U-City Apartment Building Takes Modular Construction to the Next LVL
Alterra Property Group had such a great experience assembling the building down the block that it doubled down on modular construction with this amenity-filled project.
Modular construction offers several advantages for both builders and developers. Builders get better quality control using factory-built boxes, and the fact that they’re produced indoors cuts down on weather-related delays. Developers realize significant time savings by being able to simply stack the finished boxes, which come with electric and plumbing conduits in place, one on top of another.
Alterra Property Group’s experience with its first sizable modular apartment building, LVL University City (now SOLO on Chestnut), was so satisfying that even before that building opened its doors, the company decided it wanted to do it again.
This time, though, they also put in more apartments and more goodies for their occupants.
Next LVL, designed by JKRP Architects and located one block west of the original, doesn’t look all that different from its predecessor on the outside. It’s taller — seven stories versus six — and has about three times the street frontage along Chestnut in order to accommodate its U-shaped floorplate. In terms of style and design, however, the differences are at the margins.
It’s on the inside where Alterra really upped its game. This mixed residential-retail project makes more use of color in its interior spaces and offers more (and more attractive) amenity spaces than its predecessor.
The color hits you the moment you walk into the lobby. There, a mural by local artist Miriam Singer, “43rd & Chestnut Street Day Dreams,” offers a whimsical view of the building’s neighborhood, including the building itself while it was under construction.
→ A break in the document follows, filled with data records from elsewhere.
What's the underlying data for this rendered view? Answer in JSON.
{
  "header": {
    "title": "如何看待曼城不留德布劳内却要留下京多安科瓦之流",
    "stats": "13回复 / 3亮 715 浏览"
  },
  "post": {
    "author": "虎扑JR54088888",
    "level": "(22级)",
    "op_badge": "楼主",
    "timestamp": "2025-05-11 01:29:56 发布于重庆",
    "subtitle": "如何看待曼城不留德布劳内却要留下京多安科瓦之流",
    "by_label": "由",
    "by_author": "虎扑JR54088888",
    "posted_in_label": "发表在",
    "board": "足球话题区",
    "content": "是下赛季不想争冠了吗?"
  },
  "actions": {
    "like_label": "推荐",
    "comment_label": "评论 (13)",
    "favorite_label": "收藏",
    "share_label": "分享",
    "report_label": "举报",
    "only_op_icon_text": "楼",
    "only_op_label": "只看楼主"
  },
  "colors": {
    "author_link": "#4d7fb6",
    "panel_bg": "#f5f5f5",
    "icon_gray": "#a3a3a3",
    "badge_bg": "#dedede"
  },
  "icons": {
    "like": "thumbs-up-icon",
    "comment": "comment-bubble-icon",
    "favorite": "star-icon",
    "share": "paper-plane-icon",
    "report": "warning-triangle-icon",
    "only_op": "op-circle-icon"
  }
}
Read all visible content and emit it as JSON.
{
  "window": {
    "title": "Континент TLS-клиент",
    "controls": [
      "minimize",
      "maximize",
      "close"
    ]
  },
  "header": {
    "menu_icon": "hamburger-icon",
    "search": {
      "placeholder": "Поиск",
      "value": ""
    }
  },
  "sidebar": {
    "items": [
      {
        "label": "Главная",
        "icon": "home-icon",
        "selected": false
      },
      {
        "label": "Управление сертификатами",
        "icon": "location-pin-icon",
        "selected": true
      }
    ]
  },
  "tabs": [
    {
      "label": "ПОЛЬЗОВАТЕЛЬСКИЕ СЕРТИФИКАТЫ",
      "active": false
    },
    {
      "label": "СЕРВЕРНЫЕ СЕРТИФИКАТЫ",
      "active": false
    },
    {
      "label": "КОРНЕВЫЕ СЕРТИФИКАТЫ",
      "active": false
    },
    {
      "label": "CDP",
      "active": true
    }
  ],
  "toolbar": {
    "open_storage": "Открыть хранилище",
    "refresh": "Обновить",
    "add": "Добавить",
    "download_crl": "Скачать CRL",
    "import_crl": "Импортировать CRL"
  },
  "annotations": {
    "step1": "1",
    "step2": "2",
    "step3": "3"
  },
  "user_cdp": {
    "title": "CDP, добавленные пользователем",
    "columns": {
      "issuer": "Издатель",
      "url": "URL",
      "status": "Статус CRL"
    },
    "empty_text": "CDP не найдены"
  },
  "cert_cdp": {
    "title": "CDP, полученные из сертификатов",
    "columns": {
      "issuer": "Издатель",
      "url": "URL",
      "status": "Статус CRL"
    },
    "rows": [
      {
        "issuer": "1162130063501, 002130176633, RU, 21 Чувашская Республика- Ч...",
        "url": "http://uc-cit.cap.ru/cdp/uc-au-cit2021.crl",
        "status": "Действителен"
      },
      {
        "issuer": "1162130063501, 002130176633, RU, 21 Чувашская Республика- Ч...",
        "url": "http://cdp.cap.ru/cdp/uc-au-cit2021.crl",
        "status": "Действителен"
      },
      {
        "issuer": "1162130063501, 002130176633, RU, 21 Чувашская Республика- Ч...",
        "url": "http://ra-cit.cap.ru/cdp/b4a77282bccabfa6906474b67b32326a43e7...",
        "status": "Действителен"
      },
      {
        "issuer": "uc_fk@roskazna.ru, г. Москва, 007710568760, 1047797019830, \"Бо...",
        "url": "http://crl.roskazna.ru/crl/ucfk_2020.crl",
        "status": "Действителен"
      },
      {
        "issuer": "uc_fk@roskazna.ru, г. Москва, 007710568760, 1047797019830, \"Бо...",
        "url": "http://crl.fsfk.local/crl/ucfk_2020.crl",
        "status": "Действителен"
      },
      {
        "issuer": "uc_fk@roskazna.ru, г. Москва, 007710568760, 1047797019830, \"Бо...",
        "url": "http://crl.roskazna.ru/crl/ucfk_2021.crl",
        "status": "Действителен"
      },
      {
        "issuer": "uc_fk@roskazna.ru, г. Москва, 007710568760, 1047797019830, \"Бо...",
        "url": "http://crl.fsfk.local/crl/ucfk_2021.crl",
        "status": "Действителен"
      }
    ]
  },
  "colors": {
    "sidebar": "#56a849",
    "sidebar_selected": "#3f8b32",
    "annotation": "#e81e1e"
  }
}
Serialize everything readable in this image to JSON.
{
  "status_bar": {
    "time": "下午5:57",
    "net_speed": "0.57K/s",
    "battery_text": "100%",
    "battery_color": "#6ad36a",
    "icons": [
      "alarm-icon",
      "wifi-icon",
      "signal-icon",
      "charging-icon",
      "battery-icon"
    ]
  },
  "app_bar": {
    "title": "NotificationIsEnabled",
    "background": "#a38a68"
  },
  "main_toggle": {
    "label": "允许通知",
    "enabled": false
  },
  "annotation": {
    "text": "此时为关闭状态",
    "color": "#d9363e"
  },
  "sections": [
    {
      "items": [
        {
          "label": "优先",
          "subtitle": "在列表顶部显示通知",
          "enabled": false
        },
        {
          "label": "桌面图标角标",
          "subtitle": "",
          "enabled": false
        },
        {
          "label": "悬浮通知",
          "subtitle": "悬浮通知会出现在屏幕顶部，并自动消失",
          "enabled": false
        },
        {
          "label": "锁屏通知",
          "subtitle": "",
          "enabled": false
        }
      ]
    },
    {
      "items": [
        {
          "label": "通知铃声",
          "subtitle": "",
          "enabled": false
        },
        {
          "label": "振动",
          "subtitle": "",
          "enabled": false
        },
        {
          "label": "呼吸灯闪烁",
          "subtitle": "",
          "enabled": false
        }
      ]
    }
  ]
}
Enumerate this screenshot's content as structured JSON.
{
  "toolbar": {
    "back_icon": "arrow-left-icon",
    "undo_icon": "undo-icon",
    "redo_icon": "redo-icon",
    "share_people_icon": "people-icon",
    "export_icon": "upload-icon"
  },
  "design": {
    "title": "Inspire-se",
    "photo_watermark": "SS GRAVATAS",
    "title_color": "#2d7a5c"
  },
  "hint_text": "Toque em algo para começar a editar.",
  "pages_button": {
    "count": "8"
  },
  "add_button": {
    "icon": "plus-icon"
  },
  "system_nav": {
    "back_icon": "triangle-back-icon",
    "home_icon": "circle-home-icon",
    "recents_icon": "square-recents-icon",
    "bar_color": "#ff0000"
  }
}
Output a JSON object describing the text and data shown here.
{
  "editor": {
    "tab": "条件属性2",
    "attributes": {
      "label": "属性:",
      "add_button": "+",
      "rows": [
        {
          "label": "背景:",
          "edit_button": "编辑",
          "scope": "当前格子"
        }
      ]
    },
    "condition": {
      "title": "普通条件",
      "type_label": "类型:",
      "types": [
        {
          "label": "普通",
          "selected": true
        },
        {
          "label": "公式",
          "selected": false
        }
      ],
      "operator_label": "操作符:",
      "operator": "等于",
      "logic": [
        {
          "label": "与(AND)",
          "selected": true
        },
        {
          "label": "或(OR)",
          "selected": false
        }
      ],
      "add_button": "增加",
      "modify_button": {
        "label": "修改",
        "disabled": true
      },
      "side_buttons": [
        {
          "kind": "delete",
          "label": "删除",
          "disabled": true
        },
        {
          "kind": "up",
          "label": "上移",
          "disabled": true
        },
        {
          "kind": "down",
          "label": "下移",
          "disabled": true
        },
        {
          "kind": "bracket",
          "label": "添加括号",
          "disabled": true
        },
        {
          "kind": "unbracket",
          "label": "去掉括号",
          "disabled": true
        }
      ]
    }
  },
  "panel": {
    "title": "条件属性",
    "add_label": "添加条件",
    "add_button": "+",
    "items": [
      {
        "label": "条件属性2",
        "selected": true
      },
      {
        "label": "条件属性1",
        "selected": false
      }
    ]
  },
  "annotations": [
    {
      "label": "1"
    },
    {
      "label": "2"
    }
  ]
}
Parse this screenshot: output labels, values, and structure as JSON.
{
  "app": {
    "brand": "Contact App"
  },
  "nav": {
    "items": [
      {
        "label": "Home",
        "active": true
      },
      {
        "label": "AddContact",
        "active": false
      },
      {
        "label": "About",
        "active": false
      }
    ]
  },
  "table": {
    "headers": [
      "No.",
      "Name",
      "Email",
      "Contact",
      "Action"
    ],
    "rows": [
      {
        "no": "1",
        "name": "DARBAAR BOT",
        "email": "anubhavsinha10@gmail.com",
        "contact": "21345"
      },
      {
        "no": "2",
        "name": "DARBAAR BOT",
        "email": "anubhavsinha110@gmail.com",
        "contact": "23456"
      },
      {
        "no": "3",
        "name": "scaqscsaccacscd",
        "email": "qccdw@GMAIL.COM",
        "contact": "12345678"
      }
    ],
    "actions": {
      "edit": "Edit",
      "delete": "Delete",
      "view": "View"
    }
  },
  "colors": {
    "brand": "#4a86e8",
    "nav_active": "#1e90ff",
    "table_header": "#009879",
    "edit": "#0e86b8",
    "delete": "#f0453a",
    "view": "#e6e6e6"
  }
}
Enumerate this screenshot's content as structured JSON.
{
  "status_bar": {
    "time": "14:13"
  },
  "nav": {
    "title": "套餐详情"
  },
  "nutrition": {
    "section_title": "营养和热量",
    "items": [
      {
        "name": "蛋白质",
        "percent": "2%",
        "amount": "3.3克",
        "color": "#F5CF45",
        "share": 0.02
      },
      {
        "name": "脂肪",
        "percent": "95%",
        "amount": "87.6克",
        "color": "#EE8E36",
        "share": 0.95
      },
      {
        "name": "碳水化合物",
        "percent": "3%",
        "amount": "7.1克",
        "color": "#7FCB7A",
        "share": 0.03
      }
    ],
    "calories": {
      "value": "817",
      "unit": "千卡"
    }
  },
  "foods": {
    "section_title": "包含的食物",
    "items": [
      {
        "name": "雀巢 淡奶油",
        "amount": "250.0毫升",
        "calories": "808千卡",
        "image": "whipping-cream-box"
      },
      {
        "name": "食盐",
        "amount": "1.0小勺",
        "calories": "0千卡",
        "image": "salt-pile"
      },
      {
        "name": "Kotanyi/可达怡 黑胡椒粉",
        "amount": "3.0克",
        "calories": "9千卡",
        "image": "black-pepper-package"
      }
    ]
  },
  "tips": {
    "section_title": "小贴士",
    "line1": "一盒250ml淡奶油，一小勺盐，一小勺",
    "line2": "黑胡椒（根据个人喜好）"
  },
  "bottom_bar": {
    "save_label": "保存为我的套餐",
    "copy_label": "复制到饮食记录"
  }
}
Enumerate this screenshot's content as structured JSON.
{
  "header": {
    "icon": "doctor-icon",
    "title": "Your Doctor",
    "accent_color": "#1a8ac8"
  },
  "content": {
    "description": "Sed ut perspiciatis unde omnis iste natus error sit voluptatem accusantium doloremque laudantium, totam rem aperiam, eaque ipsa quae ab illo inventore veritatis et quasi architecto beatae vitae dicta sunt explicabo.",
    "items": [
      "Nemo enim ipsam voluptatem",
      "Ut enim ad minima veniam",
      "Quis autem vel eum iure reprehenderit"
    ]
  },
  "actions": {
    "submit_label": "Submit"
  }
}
The mural is one of several original commissioned works of art gracing Next LVL’s public and community spaces.
The two main lounges are likewise larger and more colorful. The co-working lounge has booths for conferencing as well as tables and a kitchen counter.
The activity lounge also has a kitchen counter as well as a big-screen TV and games.
The large lounges feature works by local artist Amy Orr composed of discarded credit, debit and transit fare cards. The works make colorful backsplashes for the kitchen counter.
There are also conference rooms and smaller lounges for specific purposes on every floor. One floor has a study lounge.
Another has a ping-pong table. The net is removable, enabling the table to be used in other ways. It also has a big-screen TV that makes it usable as a screening or meeting room.
A third has a lounge decorated with musical instruments and artwork celebrating song.
In addition to these spaces, the building has a fitness center; its equipment was spaced further apart than had originally been planned after the COVID pandemic hit.
It also has a larger and better-outfitted roof deck that was awaiting installation of its big-screen TV and grills when I visited the building last month. The green roof also has a dog run.
The apartments themselves are efficiently laid out, with open main living areas and bedrooms with storage cabinets, shelves and pegboards surrounding the head of the bed. Large windows let in lots of light.
Everything but the appliances came installed in the apartment modules, and the apartments all have smart home technology.
Even though the target market for this building, like the original, is the college students and recent graduates in the area, the apartments come in configurations that accommodate families as well. “We have a good mix of a lot of different demographics in this building,” says Marketing Director Leah McVay.
And what they get are attractive, efficiently laid-out apartments in a building that’s convenient to campuses, hospitals and transit and that’s solidly built. Make that assembled.
And Alterra has plans to assemble more new apartment buildings. “The Next LVL is the second modular construction property that we’ve developed as part of the LVL series,” Alterra Property Group Co-Founder and Managing Partner Leo Addimando said in an August news release announcing the building’s opening. “We look forward to continuing to build upon this concept, allowing us to provide future residents with unmatched quality, comfort and design.”
Where they plan to continue is on North Broad Street, where Alterra plans to top itself again with a 410-unit modular building called LVL North at Broad and Spring Garden streets. When finished, that building will surpass this one as the largest modular apartment building in Philadelphia.
Next LVL by the Numbers
Address: 4233 Chestnut St., Philadelphia, PA 19104
Number of units: 281 studio, one-, two- and three-bedroom apartments. Studios have 364 square feet of interior space; one-bedrooms, 499 square feet; one-bedrooms with dens, 705 square feet; two-bedrooms, 954 square feet, and three-bedrooms, 1,129 square feet.
Number of parking spaces: 56 (all taken), plus six more spaces for customers of the Fine Wine & Good Spirits store that will be the building’s retail tenant
Number of bike storage spaces: 61
Pet policy: Cats and dogs welcome with $350 pet fee at move-in plus $25 rent per pet per month
Rents: Rents range from $1,265 per month for studio apartments to $3,460 per month for the three-bedroom units. When they become available, parking spaces rent for $300 per month.
Leasing information: Building management office; Next LVL website; leasing@nextlevelphl.com; 215-774-3728
Updated Oct. 22, 7:02 p.m., to correctly identify Leah McVey’s position.